Do you think NAT is largely responsible for the delay in IPv6 adoption?
In one sense, absolutely. We were facing an IP allocation crisis early on, but now it's been largely resolved. If we didn't have cheap NAT, we would have had to move to IPv6 years ago just to keep up with all the internet connected devices that are proliferating.
However, keep in mind that the infrastructure is what's really preventing change. If infrastructure weren't a problem, then we would have transitioned long ago, even if NAT was available.
NAT was really a solution to avoid upgrading the infrastructure, but it's the infrastructure that is holding us back.
Will we hide behind a single IP address for security?
NAT has given us a certain amount of security, but at a big cost of liberty.
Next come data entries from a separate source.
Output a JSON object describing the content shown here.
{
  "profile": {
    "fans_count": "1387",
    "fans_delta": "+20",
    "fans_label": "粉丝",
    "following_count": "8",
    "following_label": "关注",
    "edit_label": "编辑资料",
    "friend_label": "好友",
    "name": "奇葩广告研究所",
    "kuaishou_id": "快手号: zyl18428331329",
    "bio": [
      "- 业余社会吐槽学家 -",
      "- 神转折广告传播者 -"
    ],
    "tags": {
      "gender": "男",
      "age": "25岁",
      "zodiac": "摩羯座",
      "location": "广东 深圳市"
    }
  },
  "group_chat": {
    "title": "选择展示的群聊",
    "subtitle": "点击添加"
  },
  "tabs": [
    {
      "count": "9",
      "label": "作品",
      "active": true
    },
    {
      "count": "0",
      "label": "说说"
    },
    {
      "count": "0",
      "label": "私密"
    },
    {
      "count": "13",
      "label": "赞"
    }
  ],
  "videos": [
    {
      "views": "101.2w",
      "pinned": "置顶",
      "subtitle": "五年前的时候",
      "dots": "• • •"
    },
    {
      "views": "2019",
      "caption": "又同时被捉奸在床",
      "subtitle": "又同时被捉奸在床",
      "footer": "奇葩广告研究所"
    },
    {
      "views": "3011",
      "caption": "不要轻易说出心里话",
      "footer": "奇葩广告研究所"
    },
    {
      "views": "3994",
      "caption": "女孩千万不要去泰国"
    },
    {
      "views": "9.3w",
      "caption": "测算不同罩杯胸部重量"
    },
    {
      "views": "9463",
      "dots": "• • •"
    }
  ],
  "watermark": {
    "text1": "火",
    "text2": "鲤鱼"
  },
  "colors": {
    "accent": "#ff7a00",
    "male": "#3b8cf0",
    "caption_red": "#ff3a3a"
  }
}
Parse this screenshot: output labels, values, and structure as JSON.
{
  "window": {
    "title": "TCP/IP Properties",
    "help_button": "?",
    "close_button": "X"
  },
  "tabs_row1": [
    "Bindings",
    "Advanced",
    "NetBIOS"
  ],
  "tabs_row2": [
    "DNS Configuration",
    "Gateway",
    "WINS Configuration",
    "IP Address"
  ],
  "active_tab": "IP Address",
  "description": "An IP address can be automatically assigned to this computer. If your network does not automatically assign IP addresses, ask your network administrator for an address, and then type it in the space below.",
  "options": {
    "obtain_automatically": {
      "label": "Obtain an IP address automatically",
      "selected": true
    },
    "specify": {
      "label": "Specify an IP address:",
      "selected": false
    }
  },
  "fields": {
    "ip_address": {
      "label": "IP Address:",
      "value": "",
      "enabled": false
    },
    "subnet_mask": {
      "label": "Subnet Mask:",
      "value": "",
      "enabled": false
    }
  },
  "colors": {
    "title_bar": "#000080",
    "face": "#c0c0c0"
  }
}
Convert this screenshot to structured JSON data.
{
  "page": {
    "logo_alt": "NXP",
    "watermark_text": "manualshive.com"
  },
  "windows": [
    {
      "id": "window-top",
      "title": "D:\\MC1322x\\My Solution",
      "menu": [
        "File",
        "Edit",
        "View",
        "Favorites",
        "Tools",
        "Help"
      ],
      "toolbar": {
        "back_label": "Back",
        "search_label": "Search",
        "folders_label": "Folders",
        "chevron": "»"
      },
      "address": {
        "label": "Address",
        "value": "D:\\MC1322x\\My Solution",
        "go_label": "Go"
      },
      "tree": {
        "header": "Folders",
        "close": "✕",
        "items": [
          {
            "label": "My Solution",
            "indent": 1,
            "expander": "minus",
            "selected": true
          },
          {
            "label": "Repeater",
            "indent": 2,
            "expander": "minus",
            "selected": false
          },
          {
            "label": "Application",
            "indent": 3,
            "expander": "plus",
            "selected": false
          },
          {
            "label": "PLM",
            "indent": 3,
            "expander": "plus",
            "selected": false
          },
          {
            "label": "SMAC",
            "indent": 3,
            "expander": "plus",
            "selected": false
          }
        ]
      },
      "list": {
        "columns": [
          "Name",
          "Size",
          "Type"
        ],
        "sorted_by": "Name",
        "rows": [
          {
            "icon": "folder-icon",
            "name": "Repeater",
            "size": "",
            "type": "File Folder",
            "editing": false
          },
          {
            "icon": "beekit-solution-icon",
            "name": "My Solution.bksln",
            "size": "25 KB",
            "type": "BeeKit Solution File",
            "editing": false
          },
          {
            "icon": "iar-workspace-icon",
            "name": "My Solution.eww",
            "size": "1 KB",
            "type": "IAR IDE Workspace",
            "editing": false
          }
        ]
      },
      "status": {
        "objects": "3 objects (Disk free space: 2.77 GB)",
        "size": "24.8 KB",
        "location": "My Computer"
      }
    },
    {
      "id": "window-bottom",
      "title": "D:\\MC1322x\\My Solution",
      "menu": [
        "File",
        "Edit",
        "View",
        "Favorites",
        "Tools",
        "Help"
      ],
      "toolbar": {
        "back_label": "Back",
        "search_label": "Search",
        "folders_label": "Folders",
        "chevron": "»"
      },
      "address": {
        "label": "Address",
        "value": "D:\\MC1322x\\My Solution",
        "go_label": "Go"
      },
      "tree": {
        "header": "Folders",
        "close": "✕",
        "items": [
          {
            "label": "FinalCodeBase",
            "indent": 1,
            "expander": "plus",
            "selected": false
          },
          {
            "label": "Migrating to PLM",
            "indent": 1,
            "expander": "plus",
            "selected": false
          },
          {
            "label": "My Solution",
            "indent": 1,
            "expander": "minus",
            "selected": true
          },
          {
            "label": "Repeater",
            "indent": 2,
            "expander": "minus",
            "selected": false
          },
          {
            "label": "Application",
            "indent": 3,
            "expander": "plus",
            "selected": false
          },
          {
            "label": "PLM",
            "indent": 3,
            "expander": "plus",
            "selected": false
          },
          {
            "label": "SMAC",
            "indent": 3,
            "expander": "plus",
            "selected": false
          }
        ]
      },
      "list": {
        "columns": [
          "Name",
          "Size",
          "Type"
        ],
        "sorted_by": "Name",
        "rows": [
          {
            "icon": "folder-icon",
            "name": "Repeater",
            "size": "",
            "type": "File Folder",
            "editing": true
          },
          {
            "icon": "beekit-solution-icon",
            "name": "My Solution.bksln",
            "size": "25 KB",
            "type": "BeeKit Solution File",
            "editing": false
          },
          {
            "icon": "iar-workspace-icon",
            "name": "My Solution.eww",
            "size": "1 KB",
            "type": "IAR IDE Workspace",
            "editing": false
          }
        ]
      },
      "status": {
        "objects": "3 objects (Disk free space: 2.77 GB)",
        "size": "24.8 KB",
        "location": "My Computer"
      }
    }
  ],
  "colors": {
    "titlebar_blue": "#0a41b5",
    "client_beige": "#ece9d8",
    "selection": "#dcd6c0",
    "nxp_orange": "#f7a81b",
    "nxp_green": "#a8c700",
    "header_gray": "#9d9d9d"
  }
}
I believe we'll see NAT or NAT like devices available for IPv6, but my expectation is that we'll forgo that for more liberty in how we use the internet. Push content is something that has suffered at the hands of NAT, and the iPhone, for instance, is now using a model where internet servers alert it for software and data use.
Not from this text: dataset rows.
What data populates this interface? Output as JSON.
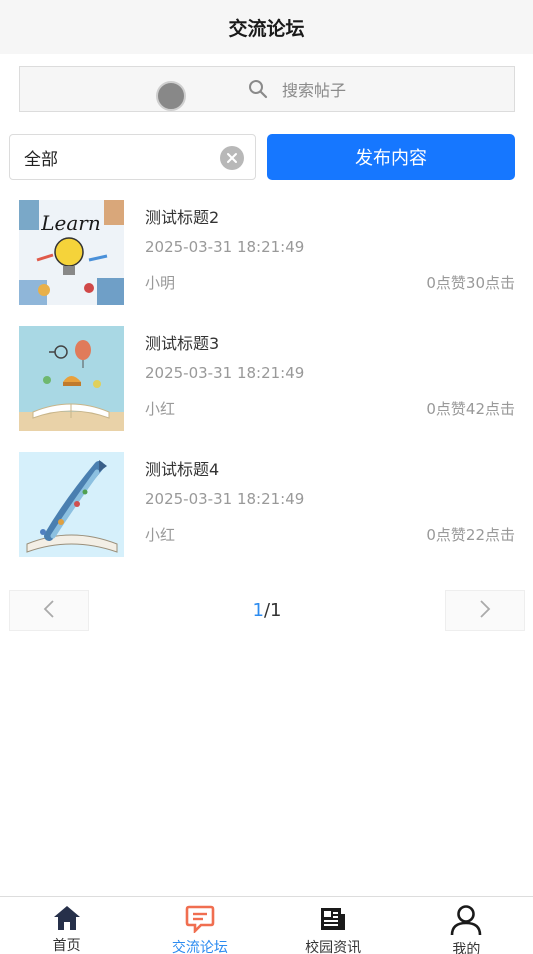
{
  "header": {
    "title": "交流论坛"
  },
  "search": {
    "placeholder": "搜索帖子"
  },
  "filter": {
    "category_value": "全部",
    "publish_label": "发布内容"
  },
  "posts": [
    {
      "title": "测试标题2",
      "time": "2025-03-31 18:21:49",
      "author": "小明",
      "stats": "0点赞30点击",
      "thumb": "learn-lightbulb"
    },
    {
      "title": "测试标题3",
      "time": "2025-03-31 18:21:49",
      "author": "小红",
      "stats": "0点赞42点击",
      "thumb": "open-book-balloon"
    },
    {
      "title": "测试标题4",
      "time": "2025-03-31 18:21:49",
      "author": "小红",
      "stats": "0点赞22点击",
      "thumb": "open-book-rocket"
    }
  ],
  "pager": {
    "current": "1",
    "separator": "/",
    "total": "1"
  },
  "tabbar": {
    "items": [
      {
        "label": "首页",
        "icon": "home-icon"
      },
      {
        "label": "交流论坛",
        "icon": "chat-icon",
        "active": true
      },
      {
        "label": "校园资讯",
        "icon": "news-icon"
      },
      {
        "label": "我的",
        "icon": "user-icon"
      }
    ]
  },
  "colors": {
    "accent": "#1677ff",
    "active_tab": "#2d8cf0",
    "chat_icon": "#f06e50"
  }
}
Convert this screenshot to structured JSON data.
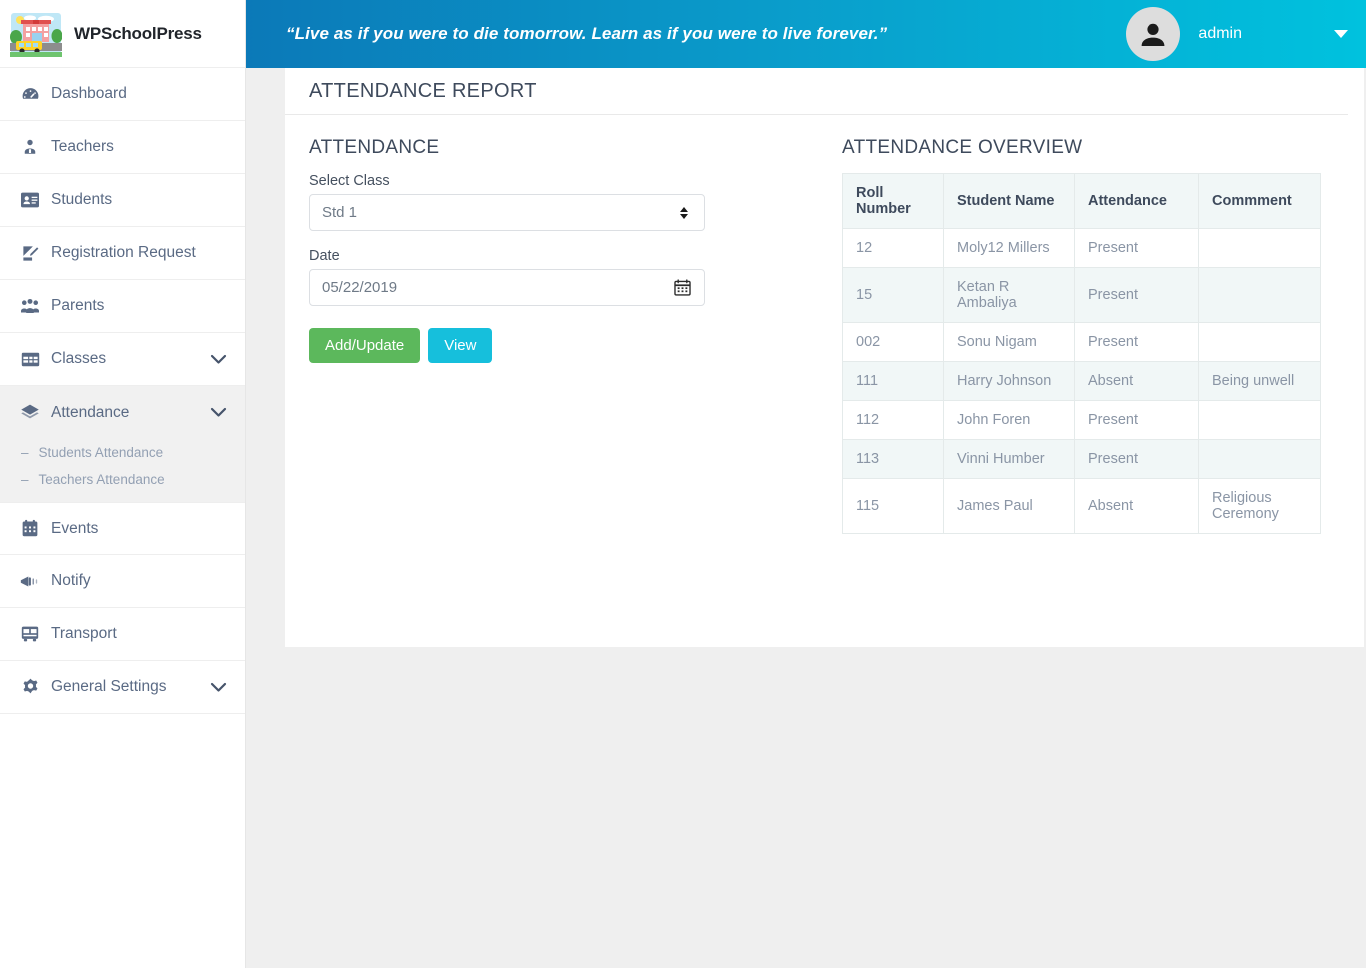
{
  "brand": {
    "title": "WPSchoolPress",
    "logo_icon": "school-building-bus-logo"
  },
  "header": {
    "quote": "“Live as if you were to die tomorrow. Learn as if you were to live forever.”",
    "user_name": "admin",
    "avatar_icon": "user-avatar-icon",
    "caret_icon": "caret-down-icon",
    "gradient_start": "#0b79b8",
    "gradient_end": "#00c2de"
  },
  "sidebar": {
    "items": [
      {
        "label": "Dashboard",
        "icon": "dashboard-icon",
        "expandable": false
      },
      {
        "label": "Teachers",
        "icon": "teacher-icon",
        "expandable": false
      },
      {
        "label": "Students",
        "icon": "id-card-icon",
        "expandable": false
      },
      {
        "label": "Registration Request",
        "icon": "edit-document-icon",
        "expandable": false
      },
      {
        "label": "Parents",
        "icon": "users-group-icon",
        "expandable": false
      },
      {
        "label": "Classes",
        "icon": "table-grid-icon",
        "expandable": true
      },
      {
        "label": "Attendance",
        "icon": "layers-icon",
        "expandable": true,
        "active": true
      },
      {
        "label": "Events",
        "icon": "calendar-icon",
        "expandable": false
      },
      {
        "label": "Notify",
        "icon": "megaphone-icon",
        "expandable": false
      },
      {
        "label": "Transport",
        "icon": "bus-icon",
        "expandable": false
      },
      {
        "label": "General Settings",
        "icon": "gear-icon",
        "expandable": true
      }
    ],
    "attendance_subitems": [
      {
        "label": "Students Attendance",
        "bullet": "–"
      },
      {
        "label": "Teachers Attendance",
        "bullet": "–"
      }
    ]
  },
  "main": {
    "page_title": "ATTENDANCE REPORT",
    "form": {
      "section_title": "ATTENDANCE",
      "class_label": "Select Class",
      "class_value": "Std 1",
      "date_label": "Date",
      "date_value": "05/22/2019",
      "date_icon": "calendar-icon",
      "select_icon": "updown-arrows-icon",
      "add_update_button": "Add/Update",
      "view_button": "View",
      "add_update_color": "#5cb85c",
      "view_color": "#16bfdc"
    },
    "overview": {
      "section_title": "ATTENDANCE OVERVIEW",
      "columns": [
        "Roll Number",
        "Student Name",
        "Attendance",
        "Commment"
      ],
      "rows": [
        {
          "roll": "12",
          "name": "Moly12 Millers",
          "attendance": "Present",
          "comment": ""
        },
        {
          "roll": "15",
          "name": "Ketan R Ambaliya",
          "attendance": "Present",
          "comment": ""
        },
        {
          "roll": "002",
          "name": "Sonu Nigam",
          "attendance": "Present",
          "comment": ""
        },
        {
          "roll": "111",
          "name": "Harry Johnson",
          "attendance": "Absent",
          "comment": "Being unwell"
        },
        {
          "roll": "112",
          "name": "John Foren",
          "attendance": "Present",
          "comment": ""
        },
        {
          "roll": "113",
          "name": "Vinni Humber",
          "attendance": "Present",
          "comment": ""
        },
        {
          "roll": "115",
          "name": "James Paul",
          "attendance": "Absent",
          "comment": "Religious Ceremony"
        }
      ]
    }
  }
}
Firewalls will have characteristics of NATs, and we'll see NAT because that's how ISPs operate, but it will go away as people desire more powerful use of the internet.
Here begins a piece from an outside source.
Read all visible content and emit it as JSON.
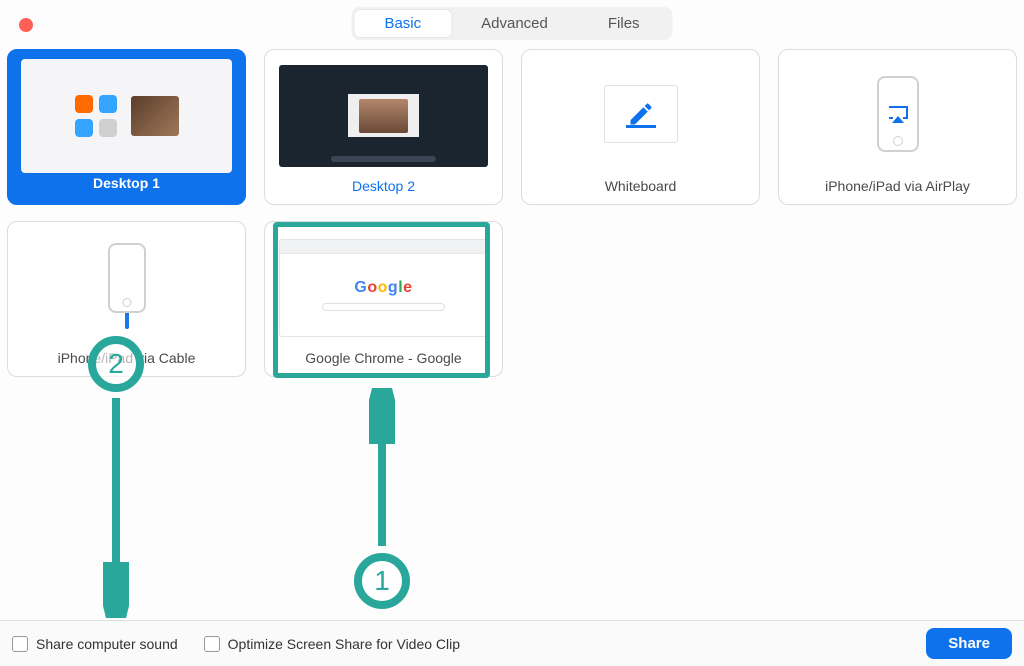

When will IPv6 finally get widespread adoption?
It's going to be a gradual process. Europe and Japan already have made significant progress, but there's too much old equipment in the US to switch over quickly.
All the ISP level and above routers and equipment being purchased handles IPv6, but it's going to be about 3-5 years before the old equipment is cleared away enough that ISPs and hosting companies will fell comfortable starting to depreciate IPv4 in favor of IPv6.
The smaller high tech countries will switch first (smaller infrastructure), and the US will lag to a small degree. But I expect in 10 years or so the majority of internet traffic will be routed via IPv6, and most ISPs will have more IPv6 customers than IPv4 only.